Every New Testament author either directly quotes or alludes to Genesis. Dozens of times Adam, Eve, the Serpent, Cain, Abel, Noah, the Flood, Abraham, Isaac, Jacob, Lot, Sodom, Gomorrah, and so on, are directly (and indirectly) referenced. They are spoken of as literal historical characters and events, not mythological beings and occurrences.
You may think you’ve heard enough about the creation versus evolution debate. Anyone who has given the debate even a cursory following has heard the creation position described as “creationism.” But one rarely, if ever, hears of “evolutionism,” as though only one side of this debate is rooted completely in logic and reason, without any un-provable premises.
It is frequently overlooked that every side of the creation/evolution debate derives their knowledge (The word “science” is derived from the Latin word scientia, meaning “knowledge.”) from certain governing presuppositions. In other words, whether a person is a creationist or an evolutionist, or some combination of the two, eventually he or she must eventually rely on certain un-provable assumptions. As the late philosopher, Dr. Greg Bahnsen, put it, “At the most fundamental level of everyone’s thinking and beliefs there are primary convictions about reality, man, the world, knowledge, truth, behavior, and such things. Convictions about which all other experience is organized, interpreted, and applied.”

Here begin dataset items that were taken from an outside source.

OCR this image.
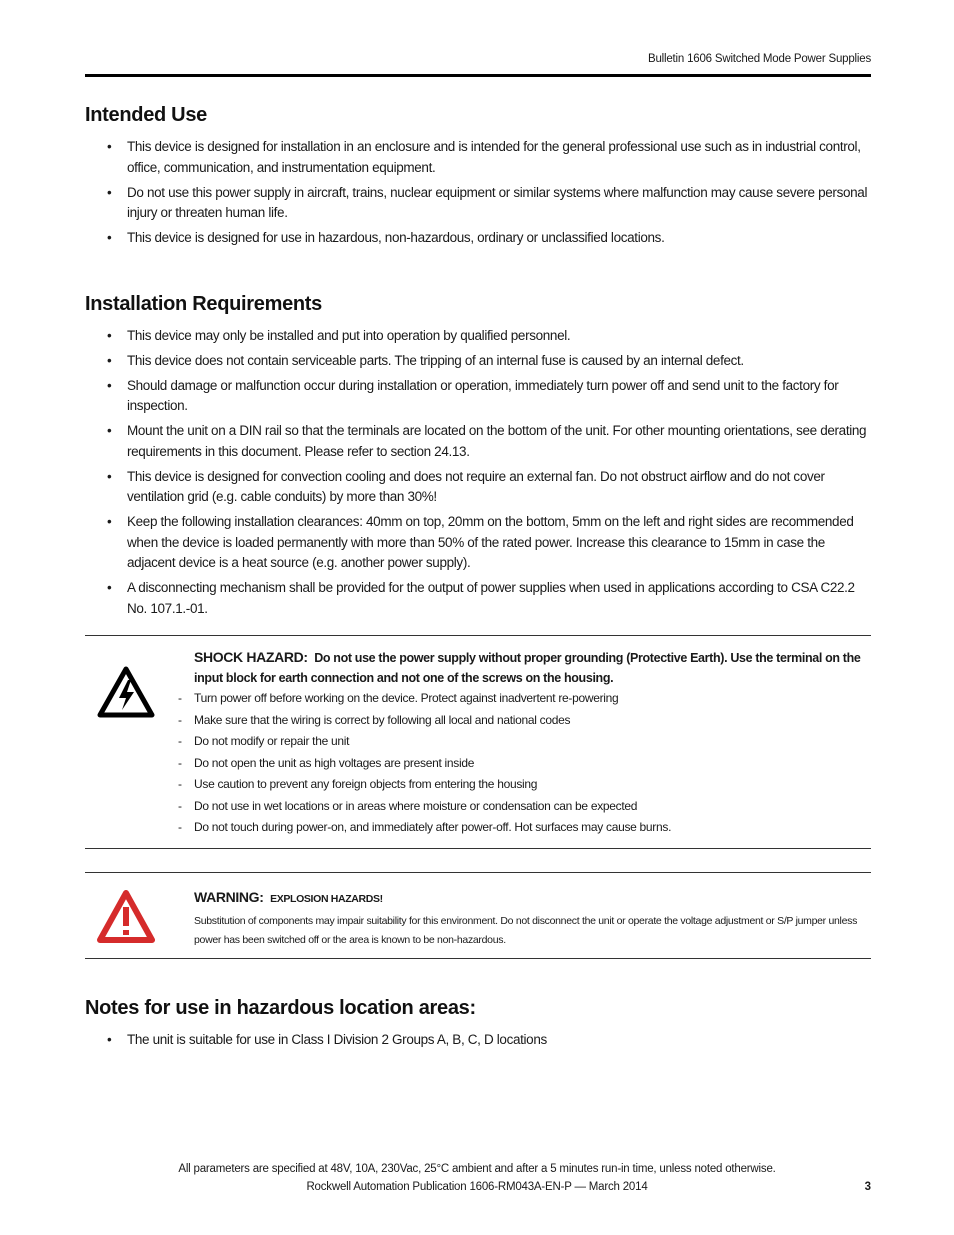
Bulletin 1606 Switched Mode Power Supplies
Intended Use
• This device is designed for installation in an enclosure and is intended for the general professional use such as in industrial control, office, communication, and instrumentation equipment.
• Do not use this power supply in aircraft, trains, nuclear equipment or similar systems where malfunction may cause severe personal injury or threaten human life.
• This device is designed for use in hazardous, non-hazardous, ordinary or unclassified locations.
Installation Requirements
• This device may only be installed and put into operation by qualified personnel.
• This device does not contain serviceable parts. The tripping of an internal fuse is caused by an internal defect.
• Should damage or malfunction occur during installation or operation, immediately turn power off and send unit to the factory for inspection.
• Mount the unit on a DIN rail so that the terminals are located on the bottom of the unit. For other mounting orientations, see derating requirements in this document. Please refer to section 24.13.
• This device is designed for convection cooling and does not require an external fan. Do not obstruct airflow and do not cover ventilation grid (e.g. cable conduits) by more than 30%!
• Keep the following installation clearances: 40mm on top, 20mm on the bottom, 5mm on the left and right sides are recommended when the device is loaded permanently with more than 50% of the rated power. Increase this clearance to 15mm in case the adjacent device is a heat source (e.g. another power supply).
• A disconnecting mechanism shall be provided for the output of power supplies when used in applications according to CSA C22.2 No. 107.1.-01.
SHOCK HAZARD: Do not use the power supply without proper grounding (Protective Earth). Use the terminal on the input block for earth connection and not one of the screws on the housing.
- Turn power off before working on the device. Protect against inadvertent re-powering
- Make sure that the wiring is correct by following all local and national codes
- Do not modify or repair the unit
- Do not open the unit as high voltages are present inside
- Use caution to prevent any foreign objects from entering the housing
- Do not use in wet locations or in areas where moisture or condensation can be expected
- Do not touch during power-on, and immediately after power-off. Hot surfaces may cause burns.
WARNING: EXPLOSION HAZARDS!
Substitution of components may impair suitability for this environment. Do not disconnect the unit or operate the voltage adjustment or S/P jumper unless power has been switched off or the area is known to be non-hazardous.
Notes for use in hazardous location areas:
• The unit is suitable for use in Class I Division 2 Groups A, B, C, D locations
All parameters are specified at 48V, 10A, 230Vac, 25°C ambient and after a 5 minutes run-in time, unless noted otherwise.
Rockwell Automation Publication 1606-RM043A-EN-P — March 2014	3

How does the evolutionist construct his historical narrative? By assuming that “the present is key to the past.” Today’s evolutionist observes “change over time” within certain species, such as with peppered moths, antibiotic-resistant bacteria, insecticide-resistant bugs and the like, and uses such evidence to support billions of years and molecules-to-man evolution.

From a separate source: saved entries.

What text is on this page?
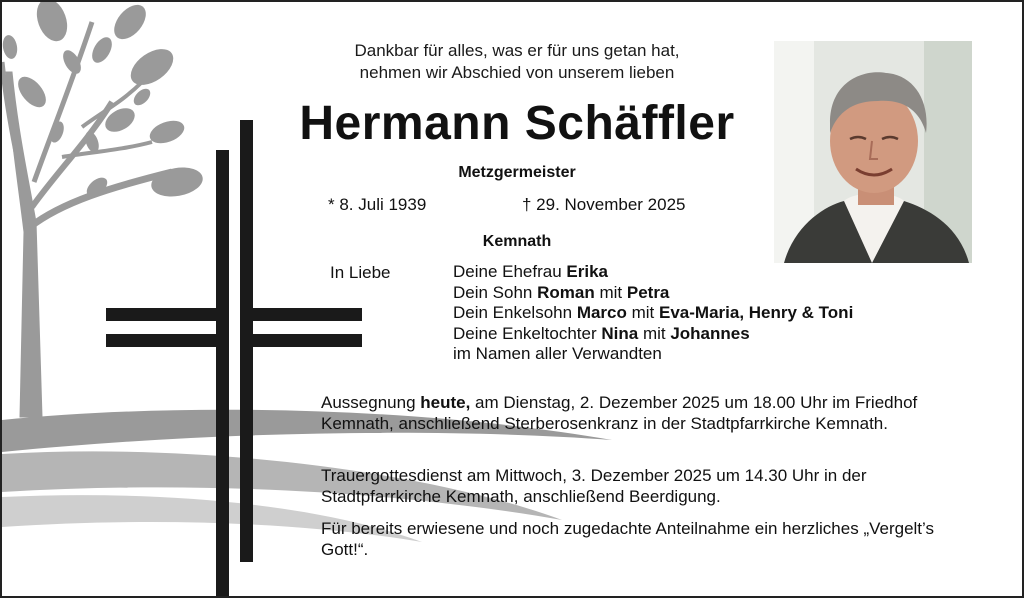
Dankbar für alles, was er für uns getan hat,
nehmen wir Abschied von unserem lieben
Hermann Schäffler
Metzgermeister
* 8. Juli 1939	† 29. November 2025
Kemnath
In Liebe	Deine Ehefrau Erika
Dein Sohn Roman mit Petra
Dein Enkelsohn Marco mit Eva-Maria, Henry & Toni
Deine Enkeltochter Nina mit Johannes
im Namen aller Verwandten
Aussegnung heute, am Dienstag, 2. Dezember 2025 um 18.00 Uhr im Friedhof Kemnath, anschließend Sterberosenkranz in der Stadtpfarrkirche Kemnath.
Trauergottesdienst am Mittwoch, 3. Dezember 2025 um 14.30 Uhr in der Stadtpfarrkirche Kemnath, anschließend Beerdigung.
Für bereits erwiesene und noch zugedachte Anteilnahme ein herzliches „Vergelt’s Gott!“.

In accepting the Biblical narrative of creation, Creationists typically support the doctrine of Biblical inerrancy. This doctrine is deduced from two Biblical conclusions: the Bible is the Word of God and God is never in error. However, interpretations of the account of creation vary within those who accept Biblical inerrancy. In other words, conversely, not all who accept Biblical inerrancy accept the six days of creation that a straight-forward reading of the book of Genesis reveals.
Creationists who accept the six-day account in Genesis do so by practicing a form of hermeneutics known as the literal historical-grammatical approach. This method attempts to find the literal meaning of a text based on an understanding of the historical and cultural settings in which it was written.
Following accepted rules of grammar and noting the particular style of the book (historical, poetic, prophetic, and so on), conclusions about proper interpretation are then reached. Borrowing from Dr. David Cooper, we get a clear, if not succinct, summary of the literal historical-grammatical approach: When the plain sense of Scripture makes common sense, seek no other sense. Therefore, using the standard meaning, form, and syntax of the words in use; and understanding the proper historical position of the author; take every word at its primary, ordinary, usual, literal meaning unless the facts of the immediate context, studied in light of related passages and axiomatic and fundamental truths, indicate clearly otherwise.
Or, as Screwtape put it to his demon protégé, “The documents say what they say and cannot be added to.”
The validity of the literal historical-grammatical approach is supported by multiple facts. First of all, a scholarly approach to the New Testament reveals that, when interpreting the Old Testament, this approach was taken by both New Testament authors and characters.